DSPy is a framework for declaring tasks as composable modules and letting a compiler optimize prompts against a measurable downstream metric. Use it when the metric is well-defined (a calibrated judge counts) and the input prompt quality is variable — typically people-facing systems where you can’t control what users type. Skip it when the metric is squishy or when prompt quality is already stable; hand-tuning still wins there.

How big should my held-out test set be for an AI agent?

Start with 10–50 examples — small enough to write by hand, large enough to catch the failure modes you already know about. The set grows as production failures get added back into it. Most small-team systems plateau usefully around 100–300 examples, though the right size is whatever covers the failure modes the accuracy tier requires.

How often should I run evaluation crons against my agents?

Probably not on a clock. For systems with meaningful production traffic, run unsupervised evals against production interactions and offline regression tests on every deployment. Cron-based evaluation is the right cadence for systems with sparse usage — internal agents called rarely but expected to perform when called — where production data isn’t accumulating fast enough to provide its own signal.

Can a small team (1-5 agents) actually do evaluation-led development?

Yes, and the discipline matters more for small teams than for large ones because there’s less margin for a failure mode to surface twice. The five-component minimum stack (trace layer, gold set of 10–50 examples, deterministic grader, calibrated LLM judge, production-feedback loop) is buildable in one sprint. The constraint is sequencing discipline; headcount isn’t the gating factor.

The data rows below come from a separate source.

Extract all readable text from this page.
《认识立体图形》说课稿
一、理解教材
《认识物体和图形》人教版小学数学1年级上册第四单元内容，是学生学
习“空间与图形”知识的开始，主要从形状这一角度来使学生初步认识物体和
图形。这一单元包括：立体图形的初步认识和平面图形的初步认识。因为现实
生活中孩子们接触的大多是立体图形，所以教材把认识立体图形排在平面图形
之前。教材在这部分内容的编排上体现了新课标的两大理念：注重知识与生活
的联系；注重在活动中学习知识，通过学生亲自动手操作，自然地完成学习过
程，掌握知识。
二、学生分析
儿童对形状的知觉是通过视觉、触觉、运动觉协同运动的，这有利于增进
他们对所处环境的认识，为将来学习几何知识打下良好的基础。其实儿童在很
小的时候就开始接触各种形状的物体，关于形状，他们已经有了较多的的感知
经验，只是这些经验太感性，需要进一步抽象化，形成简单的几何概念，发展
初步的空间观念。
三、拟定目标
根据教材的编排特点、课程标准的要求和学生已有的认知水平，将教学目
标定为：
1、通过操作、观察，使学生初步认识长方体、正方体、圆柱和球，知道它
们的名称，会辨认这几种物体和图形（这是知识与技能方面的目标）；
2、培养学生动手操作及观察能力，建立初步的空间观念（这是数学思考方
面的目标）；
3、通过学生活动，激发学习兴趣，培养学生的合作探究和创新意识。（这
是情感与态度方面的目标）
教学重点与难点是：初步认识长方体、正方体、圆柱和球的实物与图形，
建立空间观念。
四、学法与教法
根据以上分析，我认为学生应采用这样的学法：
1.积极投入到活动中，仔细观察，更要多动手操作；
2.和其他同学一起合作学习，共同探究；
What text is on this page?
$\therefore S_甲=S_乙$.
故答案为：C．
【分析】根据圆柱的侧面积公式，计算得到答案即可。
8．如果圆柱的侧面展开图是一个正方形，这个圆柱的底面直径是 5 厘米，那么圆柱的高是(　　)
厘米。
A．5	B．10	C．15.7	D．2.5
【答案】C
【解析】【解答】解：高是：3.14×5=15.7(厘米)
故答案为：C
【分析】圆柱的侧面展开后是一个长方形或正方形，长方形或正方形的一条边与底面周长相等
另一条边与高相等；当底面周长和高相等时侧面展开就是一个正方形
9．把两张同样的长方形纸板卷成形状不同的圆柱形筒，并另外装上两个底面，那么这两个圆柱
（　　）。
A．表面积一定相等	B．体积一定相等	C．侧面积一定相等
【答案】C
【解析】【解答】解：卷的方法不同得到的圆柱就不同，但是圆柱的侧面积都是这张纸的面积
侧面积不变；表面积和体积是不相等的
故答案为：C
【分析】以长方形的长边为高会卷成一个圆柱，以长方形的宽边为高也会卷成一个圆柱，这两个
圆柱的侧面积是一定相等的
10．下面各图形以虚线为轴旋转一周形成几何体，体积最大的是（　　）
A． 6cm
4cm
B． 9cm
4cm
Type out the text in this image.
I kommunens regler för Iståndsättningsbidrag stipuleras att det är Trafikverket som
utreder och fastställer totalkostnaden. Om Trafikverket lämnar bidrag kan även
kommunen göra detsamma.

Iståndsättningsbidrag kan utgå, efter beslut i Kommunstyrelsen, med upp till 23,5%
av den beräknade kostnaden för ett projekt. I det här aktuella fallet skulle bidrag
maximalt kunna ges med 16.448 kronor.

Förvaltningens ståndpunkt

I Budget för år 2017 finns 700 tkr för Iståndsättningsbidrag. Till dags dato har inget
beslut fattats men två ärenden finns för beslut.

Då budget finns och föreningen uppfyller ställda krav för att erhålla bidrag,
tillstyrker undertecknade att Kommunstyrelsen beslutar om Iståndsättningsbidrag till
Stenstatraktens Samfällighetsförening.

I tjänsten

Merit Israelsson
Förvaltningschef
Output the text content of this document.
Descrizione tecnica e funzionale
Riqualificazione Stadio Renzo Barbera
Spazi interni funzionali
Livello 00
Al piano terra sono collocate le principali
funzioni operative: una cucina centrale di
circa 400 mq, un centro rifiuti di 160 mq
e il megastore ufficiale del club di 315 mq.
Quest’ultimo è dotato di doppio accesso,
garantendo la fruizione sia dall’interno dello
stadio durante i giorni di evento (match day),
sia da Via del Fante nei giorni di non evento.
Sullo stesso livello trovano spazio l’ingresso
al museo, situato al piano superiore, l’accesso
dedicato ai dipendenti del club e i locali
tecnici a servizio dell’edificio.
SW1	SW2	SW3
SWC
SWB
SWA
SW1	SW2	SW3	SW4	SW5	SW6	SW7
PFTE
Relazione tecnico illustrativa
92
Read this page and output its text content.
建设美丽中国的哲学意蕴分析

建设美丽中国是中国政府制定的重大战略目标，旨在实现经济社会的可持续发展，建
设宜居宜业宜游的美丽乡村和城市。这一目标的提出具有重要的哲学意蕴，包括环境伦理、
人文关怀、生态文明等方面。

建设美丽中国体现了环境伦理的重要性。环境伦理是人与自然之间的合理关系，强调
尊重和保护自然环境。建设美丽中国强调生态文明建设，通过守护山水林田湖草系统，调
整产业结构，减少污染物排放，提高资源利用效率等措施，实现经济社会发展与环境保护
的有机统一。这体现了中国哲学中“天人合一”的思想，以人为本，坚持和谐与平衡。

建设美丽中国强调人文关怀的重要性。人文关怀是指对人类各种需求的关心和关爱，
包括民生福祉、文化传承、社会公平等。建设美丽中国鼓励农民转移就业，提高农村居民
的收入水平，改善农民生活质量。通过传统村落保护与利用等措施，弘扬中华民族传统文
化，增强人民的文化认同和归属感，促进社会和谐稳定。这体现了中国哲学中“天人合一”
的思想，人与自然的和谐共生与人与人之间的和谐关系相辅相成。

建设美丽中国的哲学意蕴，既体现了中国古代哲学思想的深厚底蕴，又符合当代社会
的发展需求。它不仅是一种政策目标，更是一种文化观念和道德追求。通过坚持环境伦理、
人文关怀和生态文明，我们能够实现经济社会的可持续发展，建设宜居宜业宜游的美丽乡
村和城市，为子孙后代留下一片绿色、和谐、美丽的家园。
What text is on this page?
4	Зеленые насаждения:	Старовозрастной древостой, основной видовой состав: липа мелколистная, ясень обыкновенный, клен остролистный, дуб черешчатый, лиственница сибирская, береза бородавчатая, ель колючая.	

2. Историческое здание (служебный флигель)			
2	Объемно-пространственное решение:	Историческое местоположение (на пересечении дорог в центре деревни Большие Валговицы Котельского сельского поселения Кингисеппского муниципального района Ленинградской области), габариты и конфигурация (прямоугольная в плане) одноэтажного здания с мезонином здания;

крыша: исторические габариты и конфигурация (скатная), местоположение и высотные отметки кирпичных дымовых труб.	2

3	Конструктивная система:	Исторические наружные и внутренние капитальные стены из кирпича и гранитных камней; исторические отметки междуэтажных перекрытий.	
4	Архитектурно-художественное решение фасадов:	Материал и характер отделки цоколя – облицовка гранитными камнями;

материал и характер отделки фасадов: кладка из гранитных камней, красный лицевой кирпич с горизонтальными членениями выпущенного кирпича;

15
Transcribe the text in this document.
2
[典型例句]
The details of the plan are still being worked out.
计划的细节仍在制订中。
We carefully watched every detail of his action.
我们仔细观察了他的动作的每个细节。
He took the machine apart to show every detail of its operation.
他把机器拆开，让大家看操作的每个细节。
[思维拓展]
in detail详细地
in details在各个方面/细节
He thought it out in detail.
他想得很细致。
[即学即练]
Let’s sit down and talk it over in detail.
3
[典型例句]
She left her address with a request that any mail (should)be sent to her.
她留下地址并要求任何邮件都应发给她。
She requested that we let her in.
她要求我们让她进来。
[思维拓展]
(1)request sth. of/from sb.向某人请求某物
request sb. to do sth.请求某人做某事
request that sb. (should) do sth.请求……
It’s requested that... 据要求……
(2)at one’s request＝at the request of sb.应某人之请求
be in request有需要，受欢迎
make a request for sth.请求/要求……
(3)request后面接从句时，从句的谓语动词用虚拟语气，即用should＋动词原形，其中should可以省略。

Is evaluation-led development the same as MLOps?

Overlapping, not identical. MLOps covers the full lifecycle of ML systems (training, deployment, monitoring, retraining) and predates agentic systems. Evaluation-led development focuses on the testing and judgment discipline specifically, and applies to agent systems that often don’t involve model training at all. EDDOps is closer to TDD for agents than to MLOps for models.